#Mac os x lion reinstall mac#
If you have a newer Mac system, then as long as you have the latest firmware updates installed you should be able to use Apple's Internet Recovery feature and can bypass the need for a local Recovery HD partition. Doing this should keep your data and installed applications intact, but result in a fresh local Recovery HD partition installed along side your OS installation.

#Mac os x lion reinstall download#
If your system initially had a recovery partition but after cloning and formatting it is no longer available, then one method of getting it back is to simply download and reinstall Lion from the Mac App Store. With these methods, do keep in mind that you may have to restart with the Option key held down to select and boot from the Recovery HD partition on the attached drive. Alternatively you can reboot to your main OS installation, run Disk Utility, and then format the new "Macintosh HD" volume on your secondary hard drive, which will leave the Recovery HD partition there for you to use if needed, while freeing up the rest of the drive for other uses. When the installation is complete, you can then boot to the new drive and run Apple's Lion Recovery Disk Assistant tool to create a separate recovery thumb drive.
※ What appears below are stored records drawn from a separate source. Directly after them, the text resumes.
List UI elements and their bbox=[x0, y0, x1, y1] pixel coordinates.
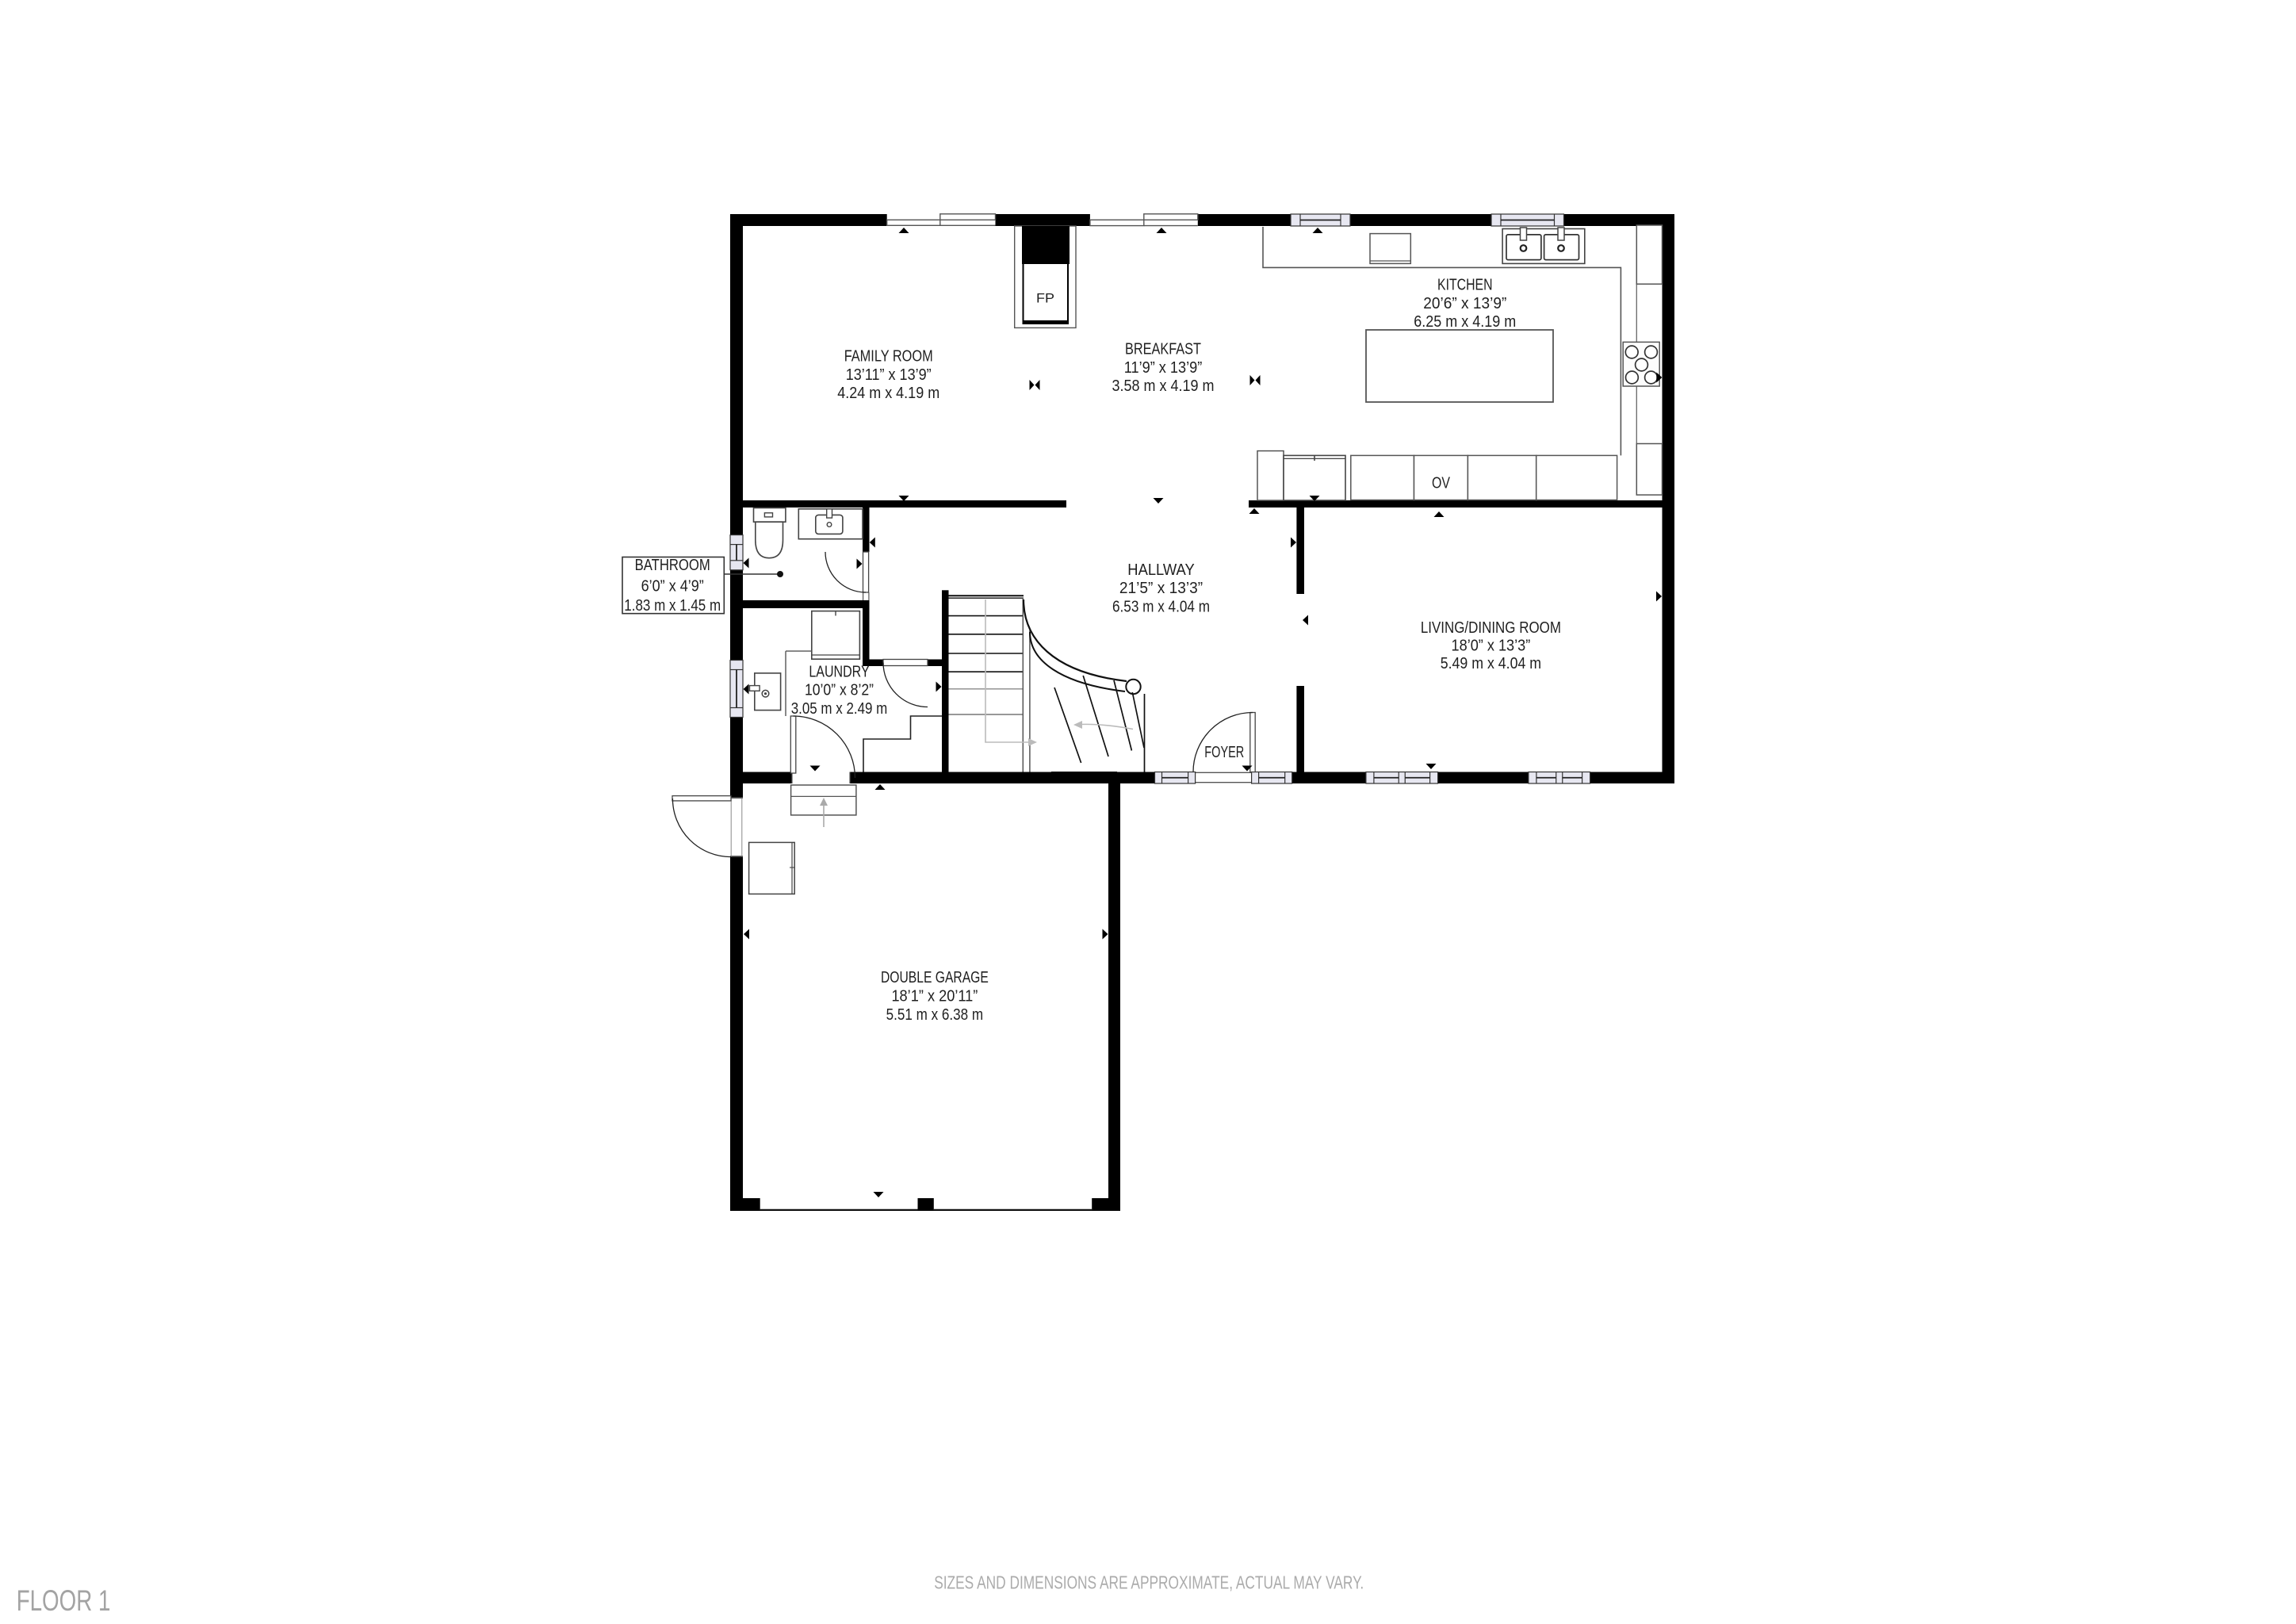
svg-text:LAUNDRY: LAUNDRY bbox=[809, 663, 869, 680]
svg-text:6.25 m x 4.19 m: 6.25 m x 4.19 m bbox=[1414, 313, 1516, 331]
svg-text:FAMILY ROOM: FAMILY ROOM bbox=[844, 348, 933, 366]
svg-text:10’0” x 8’2”: 10’0” x 8’2” bbox=[805, 682, 874, 699]
svg-text:KITCHEN: KITCHEN bbox=[1437, 277, 1493, 294]
svg-text:18’0” x 13’3”: 18’0” x 13’3” bbox=[1452, 637, 1531, 654]
svg-text:FLOOR 1: FLOOR 1 bbox=[17, 1584, 111, 1617]
svg-text:BATHROOM: BATHROOM bbox=[635, 557, 710, 574]
svg-text:LIVING/DINING ROOM: LIVING/DINING ROOM bbox=[1421, 619, 1561, 637]
svg-text:5.49 m x 4.04 m: 5.49 m x 4.04 m bbox=[1441, 655, 1541, 672]
svg-text:FOYER: FOYER bbox=[1204, 744, 1244, 761]
svg-text:21’5” x 13’3”: 21’5” x 13’3” bbox=[1119, 580, 1203, 597]
svg-text:1.83 m x 1.45 m: 1.83 m x 1.45 m bbox=[624, 597, 721, 615]
svg-text:DOUBLE GARAGE: DOUBLE GARAGE bbox=[881, 969, 989, 986]
svg-text:11’9” x 13’9”: 11’9” x 13’9” bbox=[1124, 359, 1203, 377]
svg-text:20’6” x 13’9”: 20’6” x 13’9” bbox=[1423, 295, 1506, 312]
svg-text:4.24 m x 4.19 m: 4.24 m x 4.19 m bbox=[837, 385, 939, 402]
svg-text:HALLWAY: HALLWAY bbox=[1127, 561, 1194, 579]
svg-text:FP: FP bbox=[1036, 291, 1054, 306]
svg-text:OV: OV bbox=[1432, 475, 1451, 492]
svg-text:BREAKFAST: BREAKFAST bbox=[1125, 341, 1201, 358]
svg-text:6’0” x 4’9”: 6’0” x 4’9” bbox=[641, 578, 704, 596]
svg-text:18’1” x 20’11”: 18’1” x 20’11” bbox=[891, 987, 978, 1005]
svg-text:SIZES AND DIMENSIONS ARE APPRO: SIZES AND DIMENSIONS ARE APPROXIMATE, AC… bbox=[934, 1572, 1364, 1592]
svg-text:3.05 m x 2.49 m: 3.05 m x 2.49 m bbox=[791, 700, 888, 718]
svg-text:3.58 m x 4.19 m: 3.58 m x 4.19 m bbox=[1112, 377, 1215, 395]
svg-text:13’11” x 13’9”: 13’11” x 13’9” bbox=[846, 366, 932, 384]
svg-text:6.53 m x 4.04 m: 6.53 m x 4.04 m bbox=[1112, 598, 1210, 615]
svg-text:5.51 m x 6.38 m: 5.51 m x 6.38 m bbox=[886, 1006, 984, 1024]
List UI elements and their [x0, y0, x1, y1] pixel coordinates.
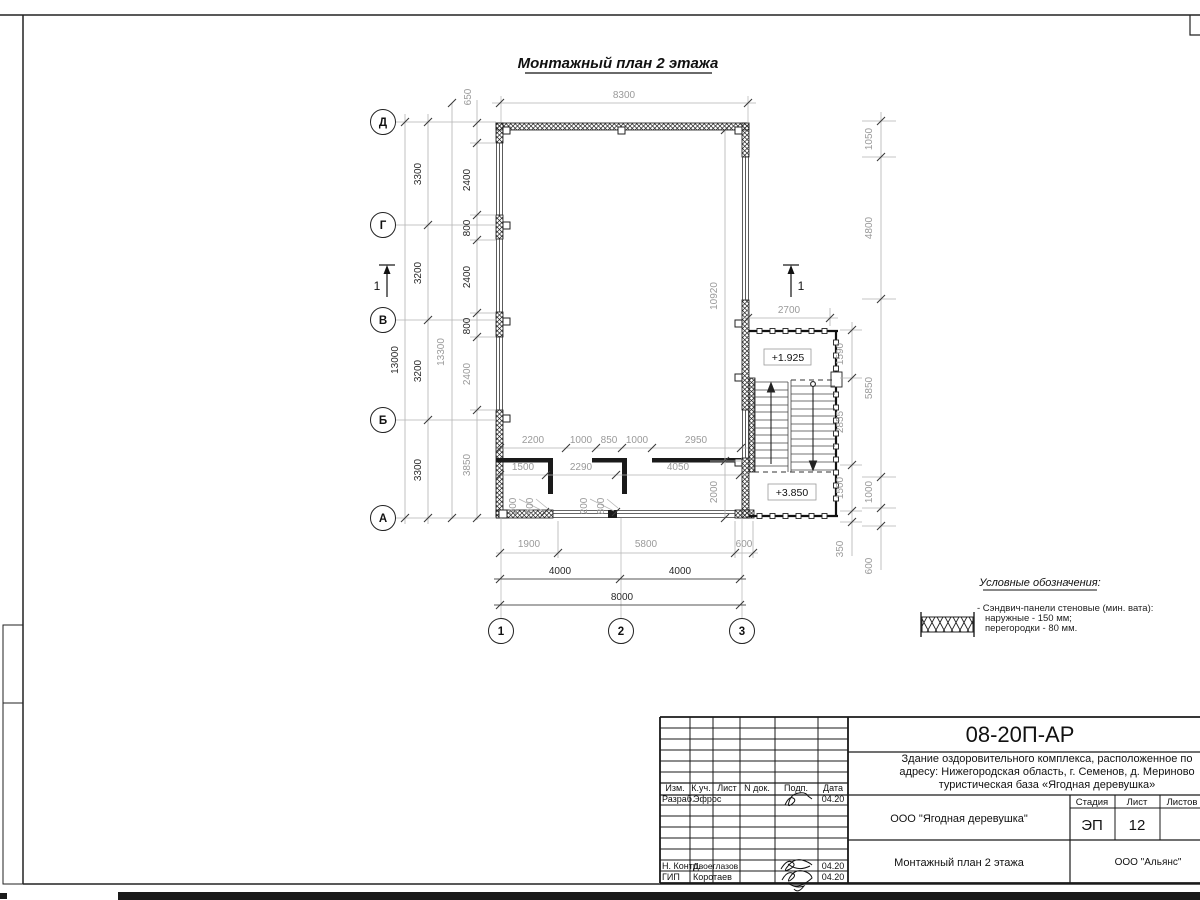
axis-label: 3 [739, 626, 745, 638]
legend-hatch-symbol [921, 612, 974, 637]
plan-title: Монтажный план 2 этажа [518, 55, 719, 72]
tb-plan-name: Монтажный план 2 этажа [894, 857, 1025, 869]
dim-label: 600 [864, 557, 875, 574]
dim-label: 800 [525, 497, 536, 514]
dim-label: 4050 [667, 462, 690, 473]
elevation-mark-landing: +1.925 [764, 349, 811, 365]
project-desc: туристическая база «Ягодная деревушка» [939, 779, 1156, 791]
tb-role: Разраб. [662, 794, 694, 804]
dim-label: 850 [601, 435, 618, 446]
dim-label: 2400 [462, 168, 473, 191]
dimension-labels: 8300 650 13000 13300 3300 3200 3200 3300… [390, 88, 875, 603]
doc-code: 08-20П-АР [966, 722, 1075, 747]
drawing-canvas: Монтажный план 2 этажа [0, 0, 1200, 900]
tb-col: Дата [823, 783, 843, 793]
axis-label: В [379, 315, 387, 327]
axis-label: 1 [498, 626, 505, 638]
titleblock: 08-20П-АР Здание оздоровительного компле… [660, 717, 1200, 891]
dim-label: 800 [596, 497, 607, 514]
dim-label: 650 [463, 88, 474, 105]
dim-label: 5800 [635, 539, 658, 550]
legend-title: Условные обозначения: [978, 577, 1100, 589]
dim-label: 1900 [518, 539, 541, 550]
dim-label: 3200 [413, 261, 424, 284]
project-desc: адресу: Нижегородская область, г. Семено… [899, 766, 1194, 778]
tb-stage-label: Лист [1127, 797, 1148, 808]
tb-name: Двоеглазов [693, 861, 739, 871]
dim-label: 1000 [570, 435, 593, 446]
tb-stage-label: Стадия [1076, 797, 1108, 808]
tb-date: 04.20 [822, 861, 845, 871]
dim-label: 3200 [413, 359, 424, 382]
dim-label: 800 [462, 219, 473, 236]
tb-sheet-no: 12 [1129, 817, 1146, 834]
project-desc: Здание оздоровительного комплекса, распо… [902, 753, 1193, 765]
dim-label: 1590 [835, 342, 846, 365]
tb-name: Эфрос [693, 794, 722, 804]
section-mark-right: 1 [783, 265, 805, 297]
tb-stage-value: ЭП [1081, 817, 1103, 834]
dim-label: 2290 [570, 462, 593, 473]
tb-col: N док. [744, 783, 770, 793]
elevation-mark-upper: +3.850 [768, 484, 816, 500]
signature [781, 793, 812, 891]
axis-label: Г [380, 220, 387, 232]
tb-company: ООО "Альянс" [1115, 857, 1182, 868]
dim-label: 2950 [685, 435, 708, 446]
dim-label: 3300 [413, 162, 424, 185]
dim-label: 1500 [512, 462, 535, 473]
dim-label: 2400 [462, 362, 473, 385]
tb-org: ООО "Ягодная деревушка" [890, 813, 1028, 825]
dim-label: 2200 [522, 435, 545, 446]
dim-label: 800 [462, 317, 473, 334]
axis-label: Б [379, 415, 387, 427]
dim-label: 200 [579, 497, 590, 514]
dim-label: 200 [508, 497, 519, 514]
tb-name: Коротаев [693, 872, 732, 882]
dim-label: 1000 [626, 435, 649, 446]
section-label: 1 [798, 279, 805, 293]
tb-col: Изм. [665, 783, 684, 793]
legend-line: перегородки - 80 мм. [985, 623, 1077, 634]
dim-label: 4000 [669, 566, 692, 577]
section-label: 1 [374, 279, 381, 293]
axis-lines [395, 96, 748, 619]
dim-label: 5850 [864, 376, 875, 399]
dim-label: 2000 [709, 480, 720, 503]
dim-label: 13000 [390, 346, 401, 374]
legend: Условные обозначения: - Сэндвич-панели с… [921, 577, 1153, 637]
axis-label: 2 [618, 626, 624, 638]
tb-date: 04.20 [822, 872, 845, 882]
dim-label: 1050 [864, 127, 875, 150]
dim-label: 2855 [835, 410, 846, 433]
axis-label: Д [379, 117, 387, 129]
dim-label: 8300 [613, 90, 636, 101]
dimension-ticks [401, 99, 885, 609]
dim-label: 600 [736, 539, 753, 550]
dim-label: 3300 [413, 458, 424, 481]
section-mark-left: 1 [374, 265, 395, 297]
tb-col: Лист [717, 783, 737, 793]
dim-label: 1000 [864, 480, 875, 503]
svg-text:+3.850: +3.850 [776, 487, 809, 499]
dim-label: 2400 [462, 265, 473, 288]
drawing-sheet: Монтажный план 2 этажа [0, 0, 1200, 900]
dim-label: 350 [835, 540, 846, 557]
dim-label: 4800 [864, 216, 875, 239]
dim-label: 10920 [709, 282, 720, 310]
dim-label: 2700 [778, 305, 801, 316]
tb-col: К.уч. [691, 783, 710, 793]
dim-label: 3850 [462, 453, 473, 476]
stair-flights [754, 380, 835, 472]
sheet-bottom-bar [0, 892, 1200, 900]
tb-role: ГИП [662, 872, 680, 882]
tb-col: Подп. [784, 783, 808, 793]
dim-label: 8000 [611, 592, 634, 603]
dim-label: 13300 [436, 338, 447, 366]
axis-label: А [379, 513, 387, 525]
svg-text:+1.925: +1.925 [772, 352, 805, 364]
dim-label: 4000 [549, 566, 572, 577]
tb-stage-label: Листов [1167, 797, 1198, 808]
tb-date: 04.20 [822, 794, 845, 804]
dim-label: 1500 [835, 476, 846, 499]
#Mac os x lion reinstall install#
The first is to create an external boot drive from the installation disk image that is contained within the installer, and the second is to simply run the installer and install Lion to a secondary hard drive. With the installer available, you now have two options. To do this, you will first need to redownload the Lion installer from the Mac App Store (you can do this by holding the Option key and clicking the Purchases tag, which will give you an option to redownload the installer). As a result you will not be able to use advanced drive encryption options and iCloud's "Find my Mac" feature however, you can still create a Recovery HD partition on another drive to use its tools. If Lion was initially not able to create a Recovery HD partition because your drive setup is unsupported, then you will not be able to create the partition on your boot volume. Unfortunately doing this will only copy the files from your OS X installation and not from other partitions like Recovery HD, so if you have cloned your system to an external drive followed by repartitioning and formatting your internal drive and restoring, then you likely will have removed the recovery HD partition.


While block-level cloning of a drive will preserve its partitions and the data on multiple volumes, this cannot be done on the boot drive so an alternative that is more commonly used is file-level cloning that copies all the files from one volume to another. In addition to unsupported drive configurations, you can inadvertently remove the Recovery HD partition if you format your drive and restore from a cloned backup. If you've installed Lion on a drive with too many partitions or an unsupported RAID array, then while the Lion installer will allow you to continue the OS installation, it will just omit setting up the Recovery HD partition. While this partition should be present on most systems running Lion, in some situations it may be missing.